Versado sobre a história do fado, Avelino Teixeira afirma que foi quando passou das tabernas e prostíbulos para os salões – onde reinava o folclore e o fado só era cantado nos intervalos – passando posteriormente para as designadas casas de fado, que "o fado realmente se torna mais fado", e considera que é exactamente a esse ambiente, com a proximidade do público, que aquele espaço na CAT se assemelha.

"O fado é moderno e está no seu auge", por isso "deviam de se fazer mais" espectáculos, diz, lamentando que sejam principalmente a Casa do Alentejo de Toronto e o Centro Cultural Português de Mississauga a realizar este tipo de eventos e apelando a outros clubes e associações para que incluam a canção nacional nos seus programas de actividades.

Também Teresa Vieira Santos, outra das vozes que se escutaram nessa noite, considera o ambiente "na sala da lareira, no restaurante (…), mais acolhedor" e se para ela "é sempre agradável cantar ali", em noite de São Martinho é até "mais adequado" já que, referindo-se à decoração, "é uma coisa mais típica, com as cabeças dos animais na parede, a lareira e a fonte alentejana atrás", refere.

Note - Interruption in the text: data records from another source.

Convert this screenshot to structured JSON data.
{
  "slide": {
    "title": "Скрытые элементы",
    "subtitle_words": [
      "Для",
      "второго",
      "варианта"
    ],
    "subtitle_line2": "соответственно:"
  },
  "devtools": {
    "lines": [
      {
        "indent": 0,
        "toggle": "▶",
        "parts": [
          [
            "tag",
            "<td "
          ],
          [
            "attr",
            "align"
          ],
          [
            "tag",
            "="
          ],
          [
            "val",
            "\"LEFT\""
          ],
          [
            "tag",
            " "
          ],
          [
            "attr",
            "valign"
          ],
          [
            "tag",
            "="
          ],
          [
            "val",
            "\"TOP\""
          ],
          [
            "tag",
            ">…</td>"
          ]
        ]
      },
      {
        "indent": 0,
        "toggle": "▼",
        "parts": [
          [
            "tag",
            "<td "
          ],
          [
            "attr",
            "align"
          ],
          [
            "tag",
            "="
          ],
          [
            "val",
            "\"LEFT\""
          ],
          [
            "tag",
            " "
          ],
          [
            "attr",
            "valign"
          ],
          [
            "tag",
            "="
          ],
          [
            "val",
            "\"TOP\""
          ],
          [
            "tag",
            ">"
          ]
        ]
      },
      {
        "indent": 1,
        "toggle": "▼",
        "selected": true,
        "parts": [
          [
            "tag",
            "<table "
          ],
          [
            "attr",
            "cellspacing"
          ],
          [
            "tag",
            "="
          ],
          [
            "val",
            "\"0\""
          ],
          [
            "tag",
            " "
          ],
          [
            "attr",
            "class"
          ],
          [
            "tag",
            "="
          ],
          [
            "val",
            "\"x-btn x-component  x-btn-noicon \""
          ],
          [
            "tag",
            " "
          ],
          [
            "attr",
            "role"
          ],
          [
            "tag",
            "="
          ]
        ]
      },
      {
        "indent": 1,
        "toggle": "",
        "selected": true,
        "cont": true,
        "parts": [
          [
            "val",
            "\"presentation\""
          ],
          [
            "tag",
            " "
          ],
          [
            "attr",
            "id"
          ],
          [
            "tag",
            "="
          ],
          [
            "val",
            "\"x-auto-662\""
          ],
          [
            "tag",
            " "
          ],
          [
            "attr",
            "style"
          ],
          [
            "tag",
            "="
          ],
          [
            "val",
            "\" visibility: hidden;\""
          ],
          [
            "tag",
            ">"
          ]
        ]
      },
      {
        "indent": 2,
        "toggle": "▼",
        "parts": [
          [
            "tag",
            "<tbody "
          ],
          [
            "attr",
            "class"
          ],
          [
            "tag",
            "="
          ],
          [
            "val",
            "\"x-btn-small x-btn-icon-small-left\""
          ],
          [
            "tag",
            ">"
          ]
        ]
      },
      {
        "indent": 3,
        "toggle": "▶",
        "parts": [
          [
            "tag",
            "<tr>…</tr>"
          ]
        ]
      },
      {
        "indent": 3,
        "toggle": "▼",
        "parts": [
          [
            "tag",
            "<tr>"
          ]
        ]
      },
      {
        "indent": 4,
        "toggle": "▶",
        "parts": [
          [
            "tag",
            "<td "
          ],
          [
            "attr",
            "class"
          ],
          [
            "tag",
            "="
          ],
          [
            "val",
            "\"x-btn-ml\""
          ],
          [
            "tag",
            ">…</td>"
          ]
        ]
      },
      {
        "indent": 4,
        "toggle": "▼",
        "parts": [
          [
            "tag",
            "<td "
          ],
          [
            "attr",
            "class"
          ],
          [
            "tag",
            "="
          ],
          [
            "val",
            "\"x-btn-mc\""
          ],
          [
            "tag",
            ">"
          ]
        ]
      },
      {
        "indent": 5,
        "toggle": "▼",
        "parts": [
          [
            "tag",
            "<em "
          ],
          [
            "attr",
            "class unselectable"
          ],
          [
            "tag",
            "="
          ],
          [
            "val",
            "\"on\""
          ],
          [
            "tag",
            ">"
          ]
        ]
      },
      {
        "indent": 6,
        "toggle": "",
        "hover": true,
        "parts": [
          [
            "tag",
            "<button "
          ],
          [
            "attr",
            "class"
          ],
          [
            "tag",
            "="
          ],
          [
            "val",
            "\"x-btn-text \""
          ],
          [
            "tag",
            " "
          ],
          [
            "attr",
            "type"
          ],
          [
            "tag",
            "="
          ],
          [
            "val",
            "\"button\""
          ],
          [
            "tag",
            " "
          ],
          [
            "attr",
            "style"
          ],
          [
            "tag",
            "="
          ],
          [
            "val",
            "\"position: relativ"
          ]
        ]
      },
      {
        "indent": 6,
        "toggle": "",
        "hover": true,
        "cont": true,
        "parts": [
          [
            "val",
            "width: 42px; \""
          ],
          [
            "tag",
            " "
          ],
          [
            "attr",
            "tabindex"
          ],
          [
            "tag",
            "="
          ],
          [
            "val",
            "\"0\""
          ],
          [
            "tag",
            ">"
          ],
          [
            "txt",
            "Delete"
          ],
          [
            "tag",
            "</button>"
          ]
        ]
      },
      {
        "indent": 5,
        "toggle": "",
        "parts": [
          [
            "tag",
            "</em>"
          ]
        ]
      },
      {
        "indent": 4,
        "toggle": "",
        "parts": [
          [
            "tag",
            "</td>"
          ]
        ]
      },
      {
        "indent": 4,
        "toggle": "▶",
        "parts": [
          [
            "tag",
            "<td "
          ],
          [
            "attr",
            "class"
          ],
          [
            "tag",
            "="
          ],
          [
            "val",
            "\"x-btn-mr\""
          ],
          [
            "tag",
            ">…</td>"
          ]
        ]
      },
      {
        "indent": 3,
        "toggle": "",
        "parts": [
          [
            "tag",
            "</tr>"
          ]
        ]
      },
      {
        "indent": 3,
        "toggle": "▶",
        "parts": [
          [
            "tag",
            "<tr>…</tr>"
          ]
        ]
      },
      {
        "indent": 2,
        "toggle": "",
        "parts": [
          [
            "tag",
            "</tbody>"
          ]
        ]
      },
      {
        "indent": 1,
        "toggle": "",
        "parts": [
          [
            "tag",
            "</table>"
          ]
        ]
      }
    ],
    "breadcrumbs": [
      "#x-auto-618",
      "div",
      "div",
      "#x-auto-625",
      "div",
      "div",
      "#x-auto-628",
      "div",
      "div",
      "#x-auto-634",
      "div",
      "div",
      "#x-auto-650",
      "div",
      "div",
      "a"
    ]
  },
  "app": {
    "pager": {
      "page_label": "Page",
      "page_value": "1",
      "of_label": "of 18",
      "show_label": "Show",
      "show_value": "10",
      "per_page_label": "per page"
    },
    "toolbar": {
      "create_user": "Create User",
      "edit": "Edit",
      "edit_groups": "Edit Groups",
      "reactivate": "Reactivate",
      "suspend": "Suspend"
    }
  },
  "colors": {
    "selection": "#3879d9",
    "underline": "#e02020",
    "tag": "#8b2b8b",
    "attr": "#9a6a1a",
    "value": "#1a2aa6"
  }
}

A fadista lisboeta, que tem já um longo historial na CAT e que após três décadas casada com um alentejano diz sentir-se já um pouco alentejana por osmose, salienta ainda que a colectividade foi sempre uma forte apoiante do fado e dos fadistas da comunidade.

Juntando a sua voz ao coro de artistas que unanimemente aprecia o salão azul d'O Sobreiro como um local propício para o fado, Manuel da Silva considerou-o um espaço "muito importante que a Casa do Alentejo tem".

"Eu canto em todos os sítios onde me convidam", diz-nos, mas referindo-se aos diferentes espaços na sede da CAT, destaca: "já cantei nesta sala grande, já cantei naquela, mas é na sala azul, como se costuma dizer, que gosto de cantar o fado".

A apresentação e som nessa noite ficaram a cargo do presidente da colectividade, Carlos de Sousa, que começou por apresentar os músicos e estes de imediato brindaram o público com uma guitarrada, ali mesmo junto à "fonte" – uma réplica de um chafariz tradicional que decora a sala e que serviu de pano de fundo para o espectáculo.

O pretexto para esta noite de fado foi a celebração do São Martinho, tradição observada desde há séculos com um magusto, pelo que após cada um dos artistas ter sido chamado a actuar foi feito um interregno no espectáculo para que fossem servidas as castanhas assadas – porque o vinho, esse já estava na mesa.

Após o delicioso intervalo passou-se à segunda parte do serão fadista, durante o qual cada um dos artistas interpretou mais alguns temas até que, em trio, cantaram o clássico "Cheira bem, cheira a Lisboa", à desgarrada e com o público a juntar-se-lhes em peso.

Este seria, em princípio, o tema que daria por terminada a noite, mas os espectadores solicitaram o bis pelo que Teresa veio ainda a interpretar "Nem às paredes confesso", Avelino escolheu "Não há fado sem saudade" e Manuel optou por levar os instrumentistas para junto do público e interpretou "Igreja de St.º Estêvão" sem amplificação sonora, num momento que fechou a noite com chave de ouro.

Depois de escutarem uma grande ovação, fadistas e músicos continuaram ainda a conviver alegremente com o público durante mais algum tempo, enquanto as pessoas iam dispersando a pouco e pouco.